I had never heard of a milkman. I supposed it was like being a mailman, only with milk instead of mail.

"He was still wearing them at the time," my mother continued. "She paid him to take off his clothes and give them to her. And then she made him wear her dress and all her underneath things."

"And he wore them?"

"For a thousand dollars, he did. That was a lot of money in those days."

I thought it was a lot of money in these days. I walked down the hall into my room and tried to make sense of what my mother had told me. I wondered if she had her story straight.

I hate to say this about my own mother, but she doesn't always know what she's talking about.

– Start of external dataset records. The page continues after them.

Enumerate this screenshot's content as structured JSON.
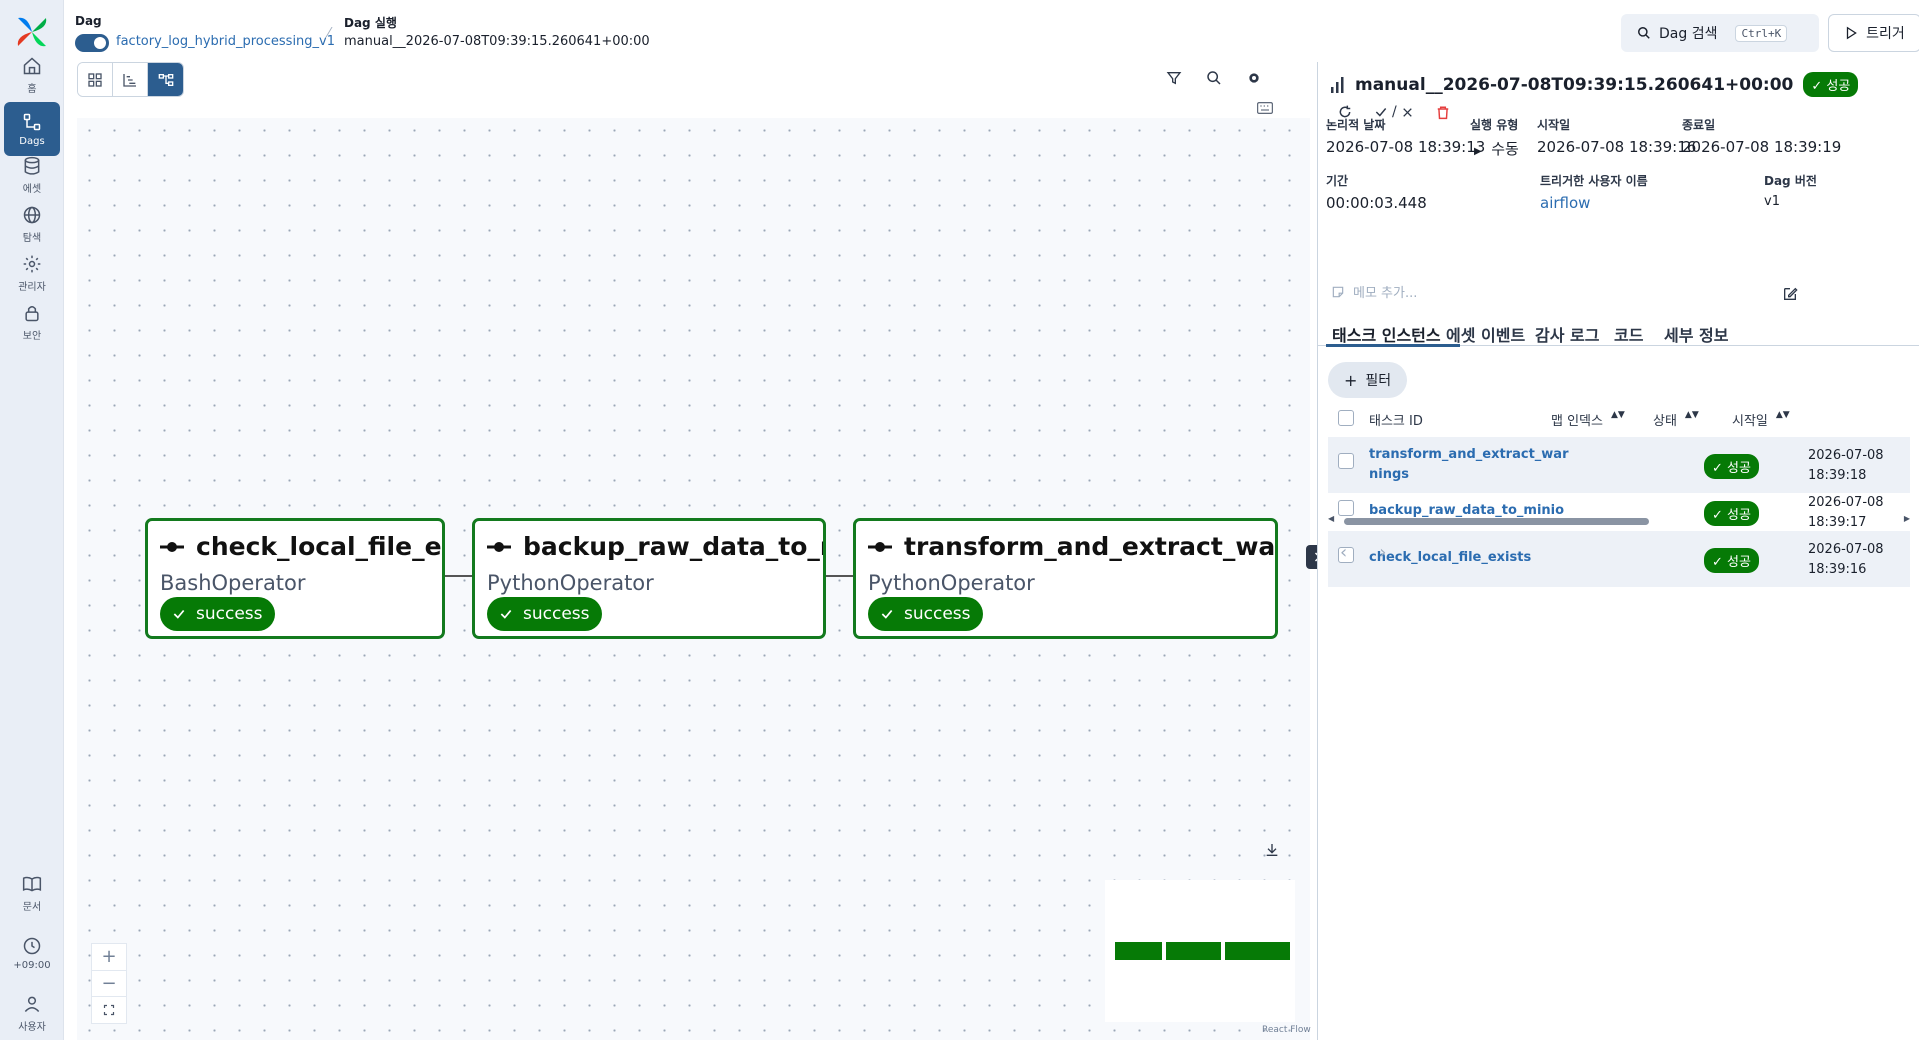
{
  "nav": {
    "items": [
      {
        "label": "홈",
        "icon": "home-icon"
      },
      {
        "label": "Dags",
        "icon": "dags-icon"
      },
      {
        "label": "에셋",
        "icon": "database-icon"
      },
      {
        "label": "탐색",
        "icon": "globe-icon"
      },
      {
        "label": "관리자",
        "icon": "gear-icon"
      },
      {
        "label": "보안",
        "icon": "lock-icon"
      }
    ],
    "bottom": [
      {
        "label": "문서",
        "icon": "book-icon"
      },
      {
        "label": "+09:00",
        "icon": "clock-icon"
      },
      {
        "label": "사용자",
        "icon": "user-icon"
      }
    ]
  },
  "header": {
    "dag_label": "Dag",
    "dag_name": "factory_log_hybrid_processing_v1",
    "run_label": "Dag 실행",
    "run_name": "manual__2026-07-08T09:39:15.260641+00:00",
    "search_placeholder": "Dag 검색",
    "search_shortcut": "Ctrl+K",
    "trigger_label": "트리거"
  },
  "graph": {
    "nodes": [
      {
        "title": "check_local_file_exists",
        "operator": "BashOperator",
        "status": "success"
      },
      {
        "title": "backup_raw_data_to_minio",
        "operator": "PythonOperator",
        "status": "success"
      },
      {
        "title": "transform_and_extract_warnings",
        "operator": "PythonOperator",
        "status": "success"
      }
    ],
    "attribution": "React Flow",
    "accent": "#067a06"
  },
  "panel": {
    "title": "manual__2026-07-08T09:39:15.260641+00:00",
    "status_badge": "성공",
    "mark_label": "/",
    "meta": {
      "logical_date_label": "논리적 날짜",
      "logical_date": "2026-07-08 18:39:13",
      "run_type_label": "실행 유형",
      "run_type": "수동",
      "start_label": "시작일",
      "start": "2026-07-08 18:39:16",
      "end_label": "종료일",
      "end": "2026-07-08 18:39:19",
      "duration_label": "기간",
      "duration": "00:00:03.448",
      "triggered_by_label": "트리거한 사용자 이름",
      "triggered_by": "airflow",
      "version_label": "Dag 버전",
      "version": "v1"
    },
    "memo_placeholder": "메모 추가...",
    "tabs": [
      "태스크 인스턴스",
      "에셋 이벤트",
      "감사 로그",
      "코드",
      "세부 정보"
    ],
    "filter_label": "필터",
    "columns": [
      "태스크 ID",
      "맵 인덱스",
      "상태",
      "시작일"
    ],
    "rows": [
      {
        "task_id": "transform_and_extract_warnings",
        "status": "성공",
        "start_date": "2026-07-08",
        "start_time": "18:39:18"
      },
      {
        "task_id": "backup_raw_data_to_minio",
        "status": "성공",
        "start_date": "2026-07-08",
        "start_time": "18:39:17"
      },
      {
        "task_id": "check_local_file_exists",
        "status": "성공",
        "start_date": "2026-07-08",
        "start_time": "18:39:16"
      }
    ]
  }
}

I picked up a deck of cards and practiced shuffling. Gloria had taught me how to shuffle cards so that they'd flutter perfectly together.

If it was something my mother had heard when she was just a little girl, then who knows who told it to her, or how much of it she understood? It seemed to me that maybe the senator's wife had been doing something else with the milkman, and the senator came home unexpectedly, and they both just grabbed whatever clothes were the closest. That made a little more sense, but either way, my uncle's "perfect partner" sounded a bit weird, to say the least.